Modeling and Simulation of Multi-phase and Multi-physical Fields for Slab Continuous Casting Mold Under Ruler Electromagnetic Braking

In this study, we developed a numerical model of a slab continuous casting mold coupled with multi-phase and multi-physical fields, known as MPF-Mold, and explored the effect of Fc-Mold on fluid flow, heat transfer, and solidification in the mold. Firstly, the simulation results were carefully verified from five perspectives. Next, the fast Fourier transform (FFT) is introduced to discuss the difference between MPF-Mold and the model considering only the fluid flow in the simulation results of level fluctuation. Typically, mold oscillation can be disregarded when analyzing the degree of level fluctuation through numerical simulation. However, neglecting multi-phase heat transfer and solidification may lead to overestimations of the severity of level fluctuation, especially in the region near the narrow meniscus.

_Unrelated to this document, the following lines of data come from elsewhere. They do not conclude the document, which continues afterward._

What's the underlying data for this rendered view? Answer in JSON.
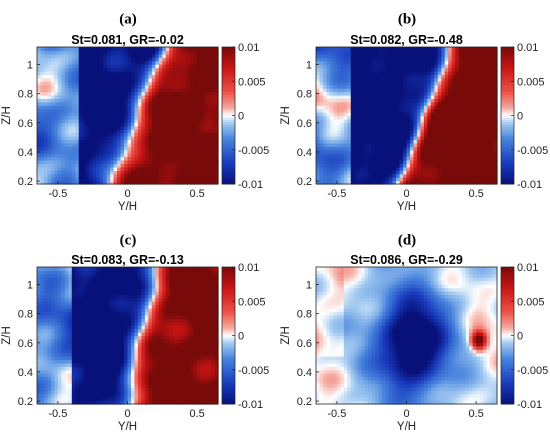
{
  "chart_data": [
    {
      "type": "heatmap",
      "panel_label": "(a)",
      "title": "St=0.081, GR=-0.02",
      "xlabel": "Y/H",
      "ylabel": "Z/H",
      "xlim": [
        -0.65,
        0.65
      ],
      "ylim": [
        0.18,
        1.12
      ],
      "xticks": [
        "-0.5",
        "0",
        "0.5"
      ],
      "xtick_values": [
        -0.5,
        0,
        0.5
      ],
      "yticks": [
        "0.2",
        "0.4",
        "0.6",
        "0.8",
        "1"
      ],
      "ytick_values": [
        0.2,
        0.4,
        0.6,
        0.8,
        1.0
      ],
      "colorbar": {
        "ticks": [
          "0.01",
          "0.005",
          "0",
          "-0.005",
          "-0.01"
        ],
        "values": [
          0.01,
          0.005,
          0,
          -0.005,
          -0.01
        ],
        "range": [
          -0.01,
          0.01
        ],
        "colormap": "blue-white-red"
      },
      "field_description": "blue (negative) band on left, white zero contour slanting from (0,0.2) up to (0.3,1.1), strong red region on right",
      "shape": "a"
    },
    {
      "type": "heatmap",
      "panel_label": "(b)",
      "title": "St=0.082, GR=-0.48",
      "xlabel": "Y/H",
      "ylabel": "Z/H",
      "xlim": [
        -0.65,
        0.65
      ],
      "ylim": [
        0.18,
        1.12
      ],
      "xticks": [
        "-0.5",
        "0",
        "0.5"
      ],
      "xtick_values": [
        -0.5,
        0,
        0.5
      ],
      "yticks": [
        "0.2",
        "0.4",
        "0.6",
        "0.8",
        "1"
      ],
      "ytick_values": [
        0.2,
        0.4,
        0.6,
        0.8,
        1.0
      ],
      "colorbar": {
        "ticks": [
          "0.01",
          "0.005",
          "0",
          "-0.005",
          "-0.01"
        ],
        "values": [
          0.01,
          0.005,
          0,
          -0.005,
          -0.01
        ],
        "range": [
          -0.01,
          0.01
        ],
        "colormap": "blue-white-red"
      },
      "shape": "b"
    },
    {
      "type": "heatmap",
      "panel_label": "(c)",
      "title": "St=0.083, GR=-0.13",
      "xlabel": "Y/H",
      "ylabel": "Z/H",
      "xlim": [
        -0.65,
        0.65
      ],
      "ylim": [
        0.18,
        1.12
      ],
      "xticks": [
        "-0.5",
        "0",
        "0.5"
      ],
      "xtick_values": [
        -0.5,
        0,
        0.5
      ],
      "yticks": [
        "0.2",
        "0.4",
        "0.6",
        "0.8",
        "1"
      ],
      "ytick_values": [
        0.2,
        0.4,
        0.6,
        0.8,
        1.0
      ],
      "colorbar": {
        "ticks": [
          "0.01",
          "0.005",
          "0",
          "-0.005",
          "-0.01"
        ],
        "values": [
          0.01,
          0.005,
          0,
          -0.005,
          -0.01
        ],
        "range": [
          -0.01,
          0.01
        ],
        "colormap": "blue-white-red"
      },
      "shape": "c"
    },
    {
      "type": "heatmap",
      "panel_label": "(d)",
      "title": "St=0.086, GR=-0.29",
      "xlabel": "Y/H",
      "ylabel": "Z/H",
      "xlim": [
        -0.65,
        0.65
      ],
      "ylim": [
        0.18,
        1.12
      ],
      "xticks": [
        "-0.5",
        "0",
        "0.5"
      ],
      "xtick_values": [
        -0.5,
        0,
        0.5
      ],
      "yticks": [
        "0.2",
        "0.4",
        "0.6",
        "0.8",
        "1"
      ],
      "ytick_values": [
        0.2,
        0.4,
        0.6,
        0.8,
        1.0
      ],
      "colorbar": {
        "ticks": [
          "0.01",
          "0.005",
          "0",
          "-0.005",
          "-0.01"
        ],
        "values": [
          0.01,
          0.005,
          0,
          -0.005,
          -0.01
        ],
        "range": [
          -0.01,
          0.01
        ],
        "colormap": "blue-white-red"
      },
      "shape": "d"
    }
  ],
  "colors": {
    "deep_blue": "#08117a",
    "mid_blue": "#2f68d3",
    "light_blue": "#9cc5ee",
    "white": "#ffffff",
    "light_red": "#f6a8a0",
    "mid_red": "#e4312a",
    "deep_red": "#7a0b0b"
  }
}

When coupling MPF-Mold with Fc-Mold, the upper backflow in the mold becomes stable, increasing symmetry and reducing level fluctuation severity and abnormalities. The shell uniformity index on the wide face meniscus and the lower part of the narrow face in the mold is significantly improved. This suggests that the upper and lower magnetic poles of Fc-Mold are beneficial to the shell uniform growth of the wide face meniscus and lower part of the narrow face, respectively. However, a new ‘concave’ appears in the shell near the corner of the mold, as a result of the horizontal vortex caused by deviations in the jet flow. Therefore, the magnetic field needs to be optimized to stabilize the flow field. MPF-Mold demonstrates advantages in achieving a reasonable match of steel grade, equipment, and process, and contributing to the digital transformation of continuous casting.